FILMS / CRITIQUES Espagne / France
Critique : L'Île des Faisans
par Vittoria Scarpa
- Le premier long du cinéaste basque Asier Urbieta, situé sur l'île des Faisans, pose des questions intéressantes et fait la lumière sur une réalité socio-géographique peu racontée

L’île des Faisans est un îlot situé sur le fleuve Bidassoa, à la frontière entre le sud-ouest de la France et le Pays basque espagnol. On la considère comme le plus petit condominium du monde, puisqu’elle est administrée six mois par un pays, et six mois par l’autre. Pour passer de la France à l’Espagne, et inversement, il suffit d’emprunter un pont que la police surveille en permanence, de sorte que certains migrants, pour entrer en France sans papiers, se jettent dans l’eau en espérant atteindre sains et saufs l’autre rive du fleuve. C’est là que nous emmène L'Île des Faisans [+lire aussi :
bande-annonce
fiche film], le premier long-métrage du réalisateur et scénariste basque Asier Urbieta, couvert de prix pour le court-métrage Pim Pam Pum et également connu pour la série TV à succès Altasu. Le film, s’inspire de ces traversées frontalières à la nage aussi périlleuses que dramatiques et qui a fait sa première mondiale au 48e Festival de Göteborg en janvier dernier, vient de recevoir le prix du jury populaire du 30e Festival Linea D’Ombra de Salerne, où il concourait dans la section Passaggi d’Europa.
Lors de la projection du film à Salerne, les applaudissements qui ont spontanément éclaté avant même la fin du film ont témoigné du niveau d'implication émotionnelle du public. L’intrigue de L'Île des Faisans s'articule autour d’un couple mixte composé de Laida (Jone Laspiur, Goya de la meilleure actrice révélation) et Sambou (Sambou Diaby, acteur de théâtre et de télévision lui aussi reconnu) qui vit, heureux, à proximité de l’île du titre. Cette dernière est séparée par une ligne invisible qui constitue la première frontière européenne que rencontrent les migrants en provenance d’Afrique. Un jour, en se promenant le long du fleuve, ils aperçoivent deux personnes qui se débattent dans l’eau, manifestement en difficulté. Laida n’hésite pas une seconde et se jette immédiatement à l’eau pour les secourir ; Sambou reste figé, pétrifié. Non sans mal, Laida parvient à ramener sur la rive l'un des deux jeunes gens. L’autre (l’ami qui traversait le fleuve avec le premier) disparaît, emporté par le courant, et Laida ne comprend pas pourquoi Sambou n’a pas réagi – lui-même est incapable de se l’expliquer.

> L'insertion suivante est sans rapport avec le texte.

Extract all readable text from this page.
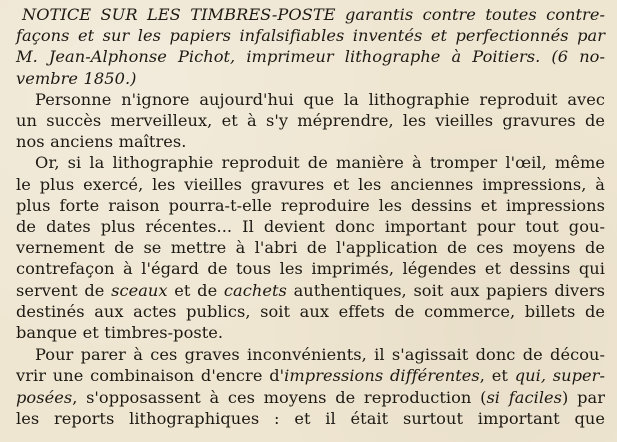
NOTICE SUR LES TIMBRES-POSTE garantis contre toutes contre-
façons et sur les papiers infalsifiables inventés et perfectionnés par
M. Jean-Alphonse Pichot, imprimeur lithographe à Poitiers. (6 no-
vembre 1850.)
Personne n'ignore aujourd'hui que la lithographie reproduit avec
un succès merveilleux, et à s'y méprendre, les vieilles gravures de
nos anciens maîtres.
Or, si la lithographie reproduit de manière à tromper l'œil, même
le plus exercé, les vieilles gravures et les anciennes impressions, à
plus forte raison pourra-t-elle reproduire les dessins et impressions
de dates plus récentes... Il devient donc important pour tout gou-
vernement de se mettre à l'abri de l'application de ces moyens de
contrefaçon à l'égard de tous les imprimés, légendes et dessins qui
servent de sceaux et de cachets authentiques, soit aux papiers divers
destinés aux actes publics, soit aux effets de commerce, billets de
banque et timbres-poste.
Pour parer à ces graves inconvénients, il s'agissait donc de décou-
vrir une combinaison d'encre d'impressions différentes, et qui, super-
posées, s'opposassent à ces moyens de reproduction (si faciles) par
les reports lithographiques : et il était surtout important que
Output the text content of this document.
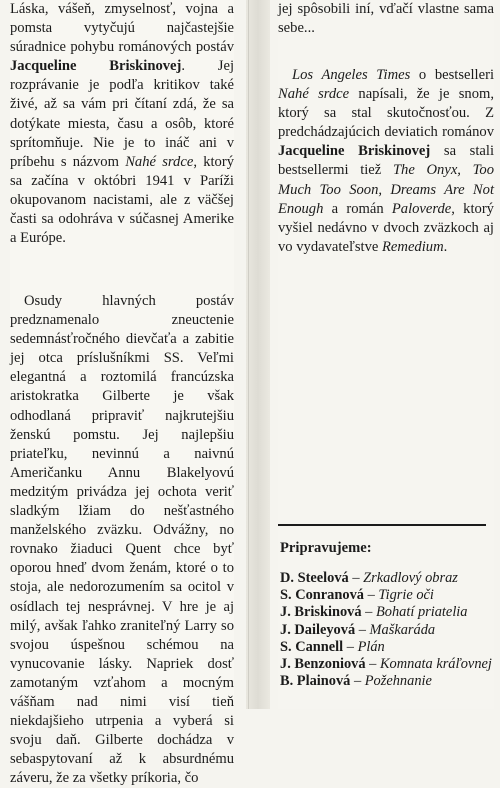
Láska, vášeň, zmyselnosť, vojna a pomsta vytyčujú najčastejšie súradnice pohybu románových postáv Jacqueline Briskinovej. Jej rozprávanie je podľa kritikov také živé, až sa vám pri čítaní zdá, že sa dotýkate miesta, času a osôb, ktoré sprítomňuje. Nie je to ináč ani v príbehu s názvom Nahé srdce, ktorý sa začína v októbri 1941 v Paríži okupovanom nacistami, ale z väčšej časti sa odohráva v súčasnej Amerike a Európe.

Osudy hlavných postáv predznamenalo zneuctenie sedemnásťročného dievčaťa a zabitie jej otca príslušníkmi SS. Veľmi elegantná a roztomilá francúzska aristokratka Gilberte je však odhodlaná pripraviť najkrutejšiu ženskú pomstu. Jej najlepšiu priateľku, nevinnú a naivnú Američanku Annu Blakelyovú medzitým privádza jej ochota veriť sladkým lžiam do nešťastného manželského zväzku. Odvážny, no rovnako žiaduci Quent chce byť oporou hneď dvom ženám, ktoré o to stoja, ale nedorozumením sa ocitol v osídlach tej nesprávnej. V hre je aj milý, avšak ľahko zraniteľný Larry so svojou úspešnou schémou na vynucovanie lásky. Napriek dosť zamotaným vzťahom a mocným vášňam nad nimi visí tieň niekdajšieho utrpenia a vyberá si svoju daň. Gilberte dochádza v sebaspytovaní až k absurdnému záveru, že za všetky príkoria, čo

jej spôsobili iní, vďačí vlastne sama sebe...

Los Angeles Times o bestselleri Nahé srdce napísali, že je snom, ktorý sa stal skutočnosťou. Z predchádzajúcich deviatich románov Jacqueline Briskinovej sa stali bestsellermi tiež The Onyx, Too Much Too Soon, Dreams Are Not Enough a román Paloverde, ktorý vyšiel nedávno v dvoch zväzkoch aj vo vydavateľstve Remedium.

Pripravujeme:
D. Steelová – Zrkadlový obraz
S. Conranová – Tigrie oči
J. Briskinová – Bohatí priatelia
J. Daileyová – Maškaráda
S. Cannell – Plán
J. Benzoniová – Komnata kráľovnej
B. Plainová – Požehnanie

Entre eux, rien ne sera jamais plus comme avant.
Comment un couple peut-il affronter une crise morale pareille ? Comment Laida peut-elle regarder Sambou en face sans se rappeler que son compagnon est resté immobile devant un être humain en danger et qu'il est très probable qu'il ne se serait pas non plus déplacé pour la sauver elle, si elle s'était retrouvée dans cette situation ? Ce dilemme, qui rappelle qui était au cœur de Snow Therapy de Ruben Östlund, parcourt subtilement tout le film, qui s'ouvre aussi, peu à peu, à d’autres sujets (l’accueil, la solidarité, les préjugés) et se mue même un une sorte de thriller. En effet, Laida, de plus en plus impliquée émotionnellement, décide de mener sa propre enquête pour retrouver le garçon qu’elle a sauvé (interprété par le Malien Ibrahima Kone), mais aussi pour savoir ce qui est arrivé à l’autre jeune homme, disparu dans les flots.
L'Île des Faisans, ancré dans cette étrange terre de frontière où la police n’arrête que les personnes noires et où la découverte de corps noyés est une triste habitude, est un film qui mérite d’être vu parce qu’il pose des questions intéressantes (notamment : "Et vous, qu’auriez-vous fait à leur place ?”) ), parce qu'il fait la lumière sur une réalité socio-géographique peu racontée et parce qu’à son approche réaliste de base, il sait ajouter des touches poétiques inattendues (et deux géants en carton-pâte, qui y jouent un rôle central) qui ouvrent le cœur et élargissent les horizons.
L'Île des Faisans a été produit par les sociétés espagnoles Arcadia Motion Pictures, La Tentación Producciones et Galatea Films, en collaboration avec La Fidèle Production (France). Les ventes internationales du film sont gérées par Latido Films.